Numa tentativa simples de separar as águas, pode-se afirmar que a ficção científica enuncia “um espaço público modificado pela tecnologia” e “um espírito transformado pela ciência”, além de que “está ligada à tomada de consciência das possibilidades que a tecnociência abre à humanidade”. Esta é, pelo menos, a explicação que o francês Éric Dufour, especialista em filosofia do cinema, escreve no livro O Cinema de Ficção Científica.
Todos os elementos místicos de Duna, os quais roçam o sobrenatural, têm origem na racionalidade científica, são fruto de uma intervenção tecnocientífica destinada a transformar o devir da humanidade.
Segundo este autor, uma obra entra na esfera da ficção científica se contiver, no mínimo, uma das três seguintes características: estar “ligada ao desenvolvimento científico e às suas consequências”; aquilo que é extraterrestre surge representado na forma do “outro”, com as suas diferenças em relação ao “nós”, os terráqueos; tem de estar relacionada com a evolução e futuro da espécie (ou, pelo menos, da sociedade) humana.

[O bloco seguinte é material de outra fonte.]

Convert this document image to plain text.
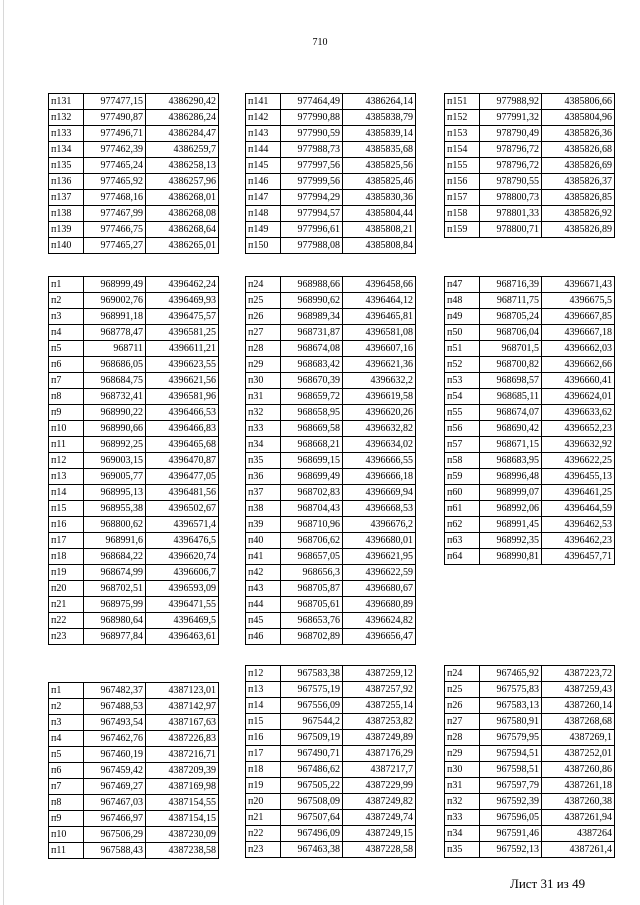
710
п131	977477,15	4386290,42
п132	977490,87	4386286,24
п133	977496,71	4386284,47
п134	977462,39	4386259,7
п135	977465,24	4386258,13
п136	977465,92	4386257,96
п137	977468,16	4386268,01
п138	977467,99	4386268,08
п139	977466,75	4386268,64
п140	977465,27	4386265,01
п141	977464,49	4386264,14
п142	977990,88	4385838,79
п143	977990,59	4385839,14
п144	977988,73	4385835,68
п145	977997,56	4385825,56
п146	977999,56	4385825,46
п147	977994,29	4385830,36
п148	977994,57	4385804,44
п149	977996,61	4385808,21
п150	977988,08	4385808,84
п151	977988,92	4385806,66
п152	977991,32	4385804,96
п153	978790,49	4385826,36
п154	978796,72	4385826,68
п155	978796,72	4385826,69
п156	978790,55	4385826,37
п157	978800,73	4385826,85
п158	978801,33	4385826,92
п159	978800,71	4385826,89
п1	968999,49	4396462,24
п2	969002,76	4396469,93
п3	968991,18	4396475,57
п4	968778,47	4396581,25
п5	968711	4396611,21
п6	968686,05	4396623,55
п7	968684,75	4396621,56
п8	968732,41	4396581,96
п9	968990,22	4396466,53
п10	968990,66	4396466,83
п11	968992,25	4396465,68
п12	969003,15	4396470,87
п13	969005,77	4396477,05
п14	968995,13	4396481,56
п15	968955,38	4396502,67
п16	968800,62	4396571,4
п17	968991,6	4396476,5
п18	968684,22	4396620,74
п19	968674,99	4396606,7
п20	968702,51	4396593,09
п21	968975,99	4396471,55
п22	968980,64	4396469,5
п23	968977,84	4396463,61
п24	968988,66	4396458,66
п25	968990,62	4396464,12
п26	968989,34	4396465,81
п27	968731,87	4396581,08
п28	968674,08	4396607,16
п29	968683,42	4396621,36
п30	968670,39	4396632,2
п31	968659,72	4396619,58
п32	968658,95	4396620,26
п33	968669,58	4396632,82
п34	968668,21	4396634,02
п35	968699,15	4396666,55
п36	968699,49	4396666,18
п37	968702,83	4396669,94
п38	968704,43	4396668,53
п39	968710,96	4396676,2
п40	968706,62	4396680,01
п41	968657,05	4396621,95
п42	968656,3	4396622,59
п43	968705,87	4396680,67
п44	968705,61	4396680,89
п45	968653,76	4396624,82
п46	968702,89	4396656,47
п47	968716,39	4396671,43
п48	968711,75	4396675,5
п49	968705,24	4396667,85
п50	968706,04	4396667,18
п51	968701,5	4396662,03
п52	968700,82	4396662,66
п53	968698,57	4396660,41
п54	968685,11	4396624,01
п55	968674,07	4396633,62
п56	968690,42	4396652,23
п57	968671,15	4396632,92
п58	968683,95	4396622,25
п59	968996,48	4396455,13
п60	968999,07	4396461,25
п61	968992,06	4396464,59
п62	968991,45	4396462,53
п63	968992,35	4396462,23
п64	968990,81	4396457,71
п1	967482,37	4387123,01
п2	967488,53	4387142,97
п3	967493,54	4387167,63
п4	967462,76	4387226,83
п5	967460,19	4387216,71
п6	967459,42	4387209,39
п7	967469,27	4387169,98
п8	967467,03	4387154,55
п9	967466,97	4387154,15
п10	967506,29	4387230,09
п11	967588,43	4387238,58
п12	967583,38	4387259,12
п13	967575,19	4387257,92
п14	967556,09	4387255,14
п15	967544,2	4387253,82
п16	967509,19	4387249,89
п17	967490,71	4387176,29
п18	967486,62	4387217,7
п19	967505,22	4387229,99
п20	967508,09	4387249,82
п21	967507,64	4387249,74
п22	967496,09	4387249,15
п23	967463,38	4387228,58
п24	967465,92	4387223,72
п25	967575,83	4387259,43
п26	967583,13	4387260,14
п27	967580,91	4387268,68
п28	967579,95	4387269,1
п29	967594,51	4387252,01
п30	967598,51	4387260,86
п31	967597,79	4387261,18
п32	967592,39	4387260,38
п33	967596,05	4387261,94
п34	967591,46	4387264
п35	967592,13	4387261,4
Лист 31 из 49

Efetivamente, Duna encaixa-se na primeira e última destas características, pois todos os seus elementos místicos, os quais roçam o sobrenatural, têm origem na racionalidade científica, são fruto de uma intervenção tecnocientífica destinada a transformar o devir da raça humana.
No entanto, o que não faltam são películas, capazes de reunir uma ou todas estas condições, que transvasam para outros géneros, sem que a ficção científica seja a mais marcante. É o caso de Alien: O 8º Passageiro, de Ridley Scott (1979), um filme que, para sermos mais rigorosos, pertence mais ao género de terror. As fronteiras entre diferentes géneros são ténues e estão longe de serem estanques.
Se quisermos ser mais puritanos, para separar o trigo do joio, a distinção que Éric Dufour apresenta em seguida é lapidar, enfiando Duna dentro da luva da ficção científica:
“Enquanto a ficção científica apresenta sempre um momento situado no tempo e está intimamente ligada a um sentido histórico, a fantasy [o fantástico], pelo contrário, apresenta um momento sempre sem história, logo sem devir (nem passado nem futuro), completamente bloqueado num estádio que de nada provém e a nenhum lado irá. […] Onde a ficção científica argumenta com a capacidade do Homem [do ser humano] para defrontar a natureza e dominá-la, a fantasy sublinha a naturalidade do Homem e as forças inefáveis e indizíveis da natureza.”
Apesar de serem dois géneros diferentes, Dufour relembra que podemos estar diante de duas maneiras diferentes de interpretar um mesmo facto ou acontecimento. Tanto assim é que na segunda trilogia de A Guerra das Estrelas George Lucas troca o misticismo (o fantástico), como forma de explicar a existência da "força", por um argumento bem mais racional e científico: afinal, tudo se deve a criaturas microscópicos – os midiclorianos – que vivem dentro dos seres vivos, em simbiose com eles, dando-lhes acesso a poderes que mais ninguém tem.